Victim of Circumstance

Being a replacement child and making the connections only recently at an older age, it becomes apparent that each person’s story involves individual and specific circumstances relative to their immediate family, which makes the replacement child syndrome more difficult to treat in a generic approach.

I was a replacement child after the death of my sibling at an early age. I have one older sibling, born before my sister.

My strong feeling is that my mother did what was expected of her, not what she wanted – only to fill the void within the family. I believe the death of her previous child left her with frozen emotions, not able or willing to bond with me. My father seemed to grieve the death in a healthy way, however, his relationship with my mother was more about meeting her needs and so he was not a source of protection for me from the storm.

I was conceived for the appearance of a complete family to the world, but not for the purpose of a healthy subsequent addition. My mother was very big on appearance.

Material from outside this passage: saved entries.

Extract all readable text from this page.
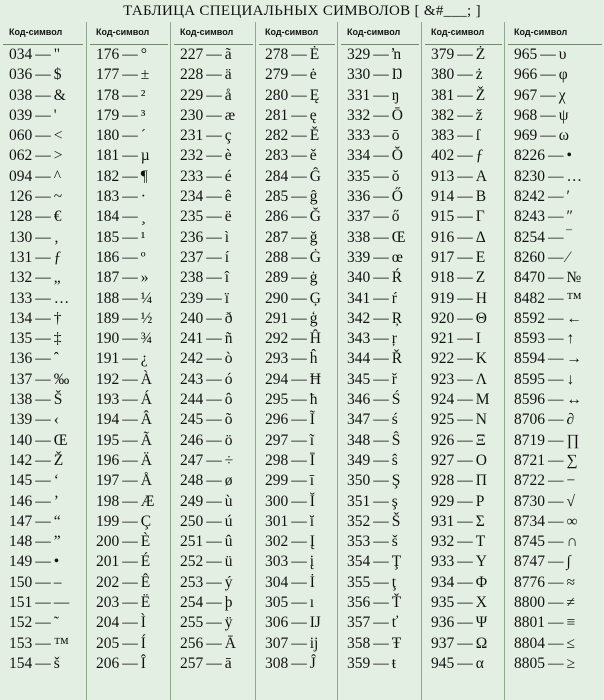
ТАБЛИЦА СПЕЦИАЛЬНЫХ СИМВОЛОВ [ &#___; ]
Код-символ
034 — "
036 — $
038 — &
039 — '
060 — <
062 — >
094 — ^
126 — ~
128 — €
130 — ‚
131 — ƒ
132 — „
133 — …
134 — †
135 — ‡
136 — ˆ
137 — ‰
138 — Š
139 — ‹
140 — Œ
142 — Ž
145 — ‘
146 — ’
147 — “
148 — ”
149 — •
150 — –
151 — —
152 — ˜
153 — ™
154 — š
Код-символ
176 — °
177 — ±
178 — ²
179 — ³
180 — ´
181 — µ
182 — ¶
183 — ·
184 — ¸
185 — ¹
186 — º
187 — »
188 — ¼
189 — ½
190 — ¾
191 — ¿
192 — À
193 — Á
194 — Â
195 — Ã
196 — Ä
197 — Å
198 — Æ
199 — Ç
200 — È
201 — É
202 — Ê
203 — Ë
204 — Ì
205 — Í
206 — Î
Код-символ
227 — ã
228 — ä
229 — å
230 — æ
231 — ç
232 — è
233 — é
234 — ê
235 — ë
236 — ì
237 — í
238 — î
239 — ï
240 — ð
241 — ñ
242 — ò
243 — ó
244 — ô
245 — õ
246 — ö
247 — ÷
248 — ø
249 — ù
250 — ú
251 — û
252 — ü
253 — ý
254 — þ
255 — ÿ
256 — Ā
257 — ā
Код-символ
278 — Ė
279 — ė
280 — Ę
281 — ę
282 — Ě
283 — ě
284 — Ĝ
285 — ĝ
286 — Ğ
287 — ğ
288 — Ġ
289 — ġ
290 — Ģ
291 — ģ
292 — Ĥ
293 — ĥ
294 — Ħ
295 — ħ
296 — Ĩ
297 — ĩ
298 — Ī
299 — ī
300 — Ĭ
301 — ĭ
302 — Į
303 — į
304 — İ
305 — ı
306 — Ĳ
307 — ĳ
308 — Ĵ
Код-символ
329 — ŉ
330 — Ŋ
331 — ŋ
332 — Ō
333 — ō
334 — Ŏ
335 — ŏ
336 — Ő
337 — ő
338 — Œ
339 — œ
340 — Ŕ
341 — ŕ
342 — Ŗ
343 — ŗ
344 — Ř
345 — ř
346 — Ś
347 — ś
348 — Ŝ
349 — ŝ
350 — Ş
351 — ş
352 — Š
353 — š
354 — Ţ
355 — ţ
356 — Ť
357 — ť
358 — Ŧ
359 — ŧ
Код-символ
379 — Ż
380 — ż
381 — Ž
382 — ž
383 — ſ
402 — ƒ
913 — Α
914 — Β
915 — Γ
916 — Δ
917 — Ε
918 — Ζ
919 — Η
920 — Θ
921 — Ι
922 — Κ
923 — Λ
924 — Μ
925 — Ν
926 — Ξ
927 — Ο
928 — Π
929 — Ρ
931 — Σ
932 — Τ
933 — Υ
934 — Φ
935 — Χ
936 — Ψ
937 — Ω
945 — α
Код-символ
965 — υ
966 — φ
967 — χ
968 — ψ
969 — ω
8226 — •
8230 — …
8242 — ′
8243 — ″
8254 — ‾
8260 — ⁄
8470 — №
8482 — ™
8592 — ←
8593 — ↑
8594 — →
8595 — ↓
8596 — ↔
8706 — ∂
8719 — ∏
8721 — ∑
8722 — −
8730 — √
8734 — ∞
8745 — ∩
8747 — ∫
8776 — ≈
8800 — ≠
8801 — ≡
8804 — ≤
8805 — ≥
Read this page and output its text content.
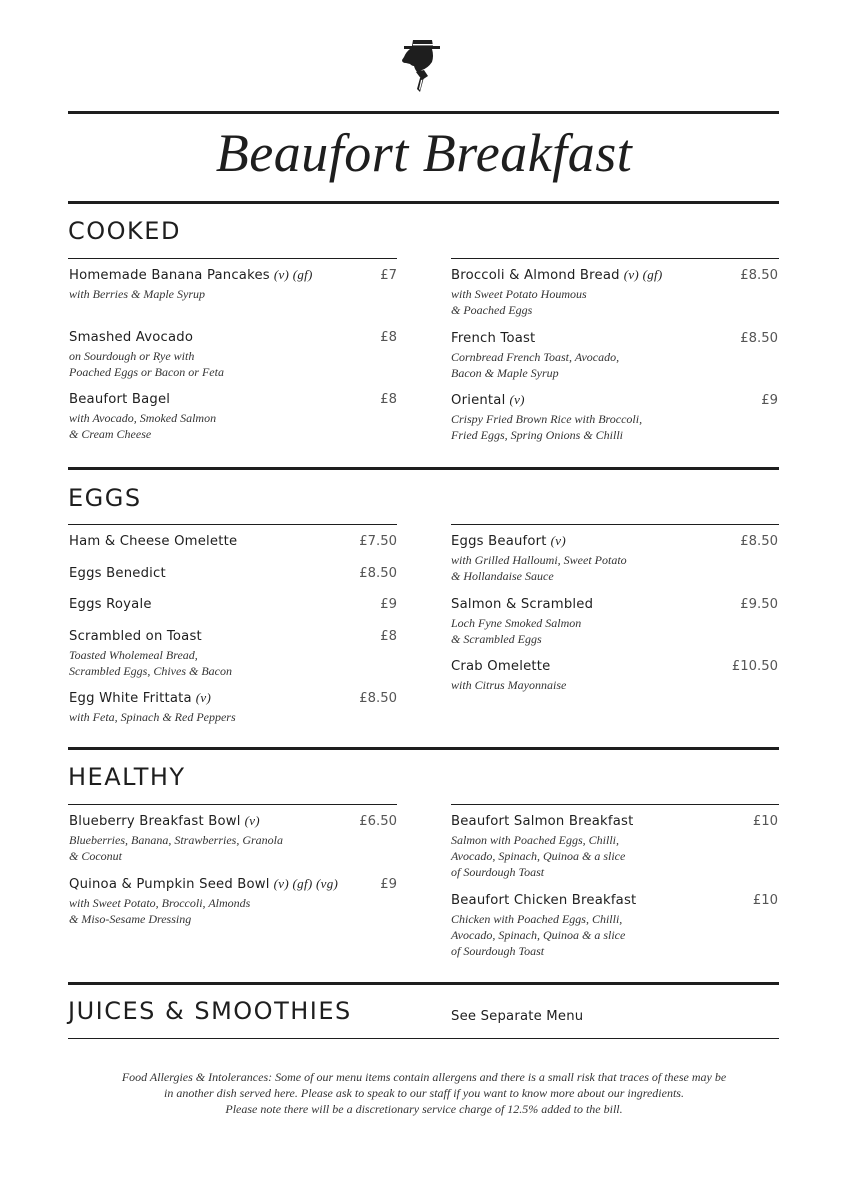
Beaufort Breakfast
COOKED
Homemade Banana Pancakes (v) (gf)	£7
with Berries & Maple Syrup
Smashed Avocado	£8
on Sourdough or Rye with
Poached Eggs or Bacon or Feta
Beaufort Bagel	£8
with Avocado, Smoked Salmon
& Cream Cheese
Broccoli & Almond Bread (v) (gf)	£8.50
with Sweet Potato Houmous
& Poached Eggs
French Toast	£8.50
Cornbread French Toast, Avocado,
Bacon & Maple Syrup
Oriental (v)	£9
Crispy Fried Brown Rice with Broccoli,
Fried Eggs, Spring Onions & Chilli
EGGS
Ham & Cheese Omelette	£7.50
Eggs Benedict	£8.50
Eggs Royale	£9
Scrambled on Toast	£8
Toasted Wholemeal Bread,
Scrambled Eggs, Chives & Bacon
Egg White Frittata (v)	£8.50
with Feta, Spinach & Red Peppers
Eggs Beaufort (v)	£8.50
with Grilled Halloumi, Sweet Potato
& Hollandaise Sauce
Salmon & Scrambled	£9.50
Loch Fyne Smoked Salmon
& Scrambled Eggs
Crab Omelette	£10.50
with Citrus Mayonnaise
HEALTHY
Blueberry Breakfast Bowl (v)	£6.50
Blueberries, Banana, Strawberries, Granola
& Coconut
Quinoa & Pumpkin Seed Bowl (v) (gf) (vg)	£9
with Sweet Potato, Broccoli, Almonds
& Miso-Sesame Dressing
Beaufort Salmon Breakfast	£10
Salmon with Poached Eggs, Chilli,
Avocado, Spinach, Quinoa & a slice
of Sourdough Toast
Beaufort Chicken Breakfast	£10
Chicken with Poached Eggs, Chilli,
Avocado, Spinach, Quinoa & a slice
of Sourdough Toast
JUICES & SMOOTHIES	See Separate Menu
Food Allergies & Intolerances: Some of our menu items contain allergens and there is a small risk that traces of these may be
in another dish served here. Please ask to speak to our staff if you want to know more about our ingredients.
Please note there will be a discretionary service charge of 12.5% added to the bill.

The expectations of my childhood was to be “seen and not heard” and “not to rock the boat” – we lived in four different homes, so the chance to find someone outside the immediate family for support were slim.

Survival

Lacking a sense of self, or self-esteem, my life has essentially been one of survival. I have had more jobs than I can count, am divorced, and have two boys from the marriage who I remain close to, though they both have issues they are struggling with, which hurts me to watch.

I am well aware of my fears, anxiety and distorted thinking involving lack of ability to make friends. Simply, I wasn’t raised to be an adult. My mother use to say, “I just don’t know what’s wrong with you” – I didn’t even know what she was talking about. I’ve only recently learned that my older brother is traumatized by his sister’s death and took out much of his frustration through me. We recently stopped communicating when he refused to respect my viewpoint, and I asserted my right to boundaries, which I never knew I had.

Now at the age of 68 and understanding the complete story, I struggle to put the past behind and live in the present – ways of operating are hardwired and automatic. Further, as anyone my age knows, as we get older, other factors – health, finances, emotional support come into play.

As I read this back to myself, it sounds very cold  like someone just looking for pity. However, I do not want any pity – this is my story and an acceptance on my behalf of what my life story is, like others, we are victims of circumstances.

I hope this is printed in the Replacement Child Forum to be shared with other Replacement Children, but even if it is not, I feel like I have shared my particular story outside of my family, with the right to exist as a unique human being in this world.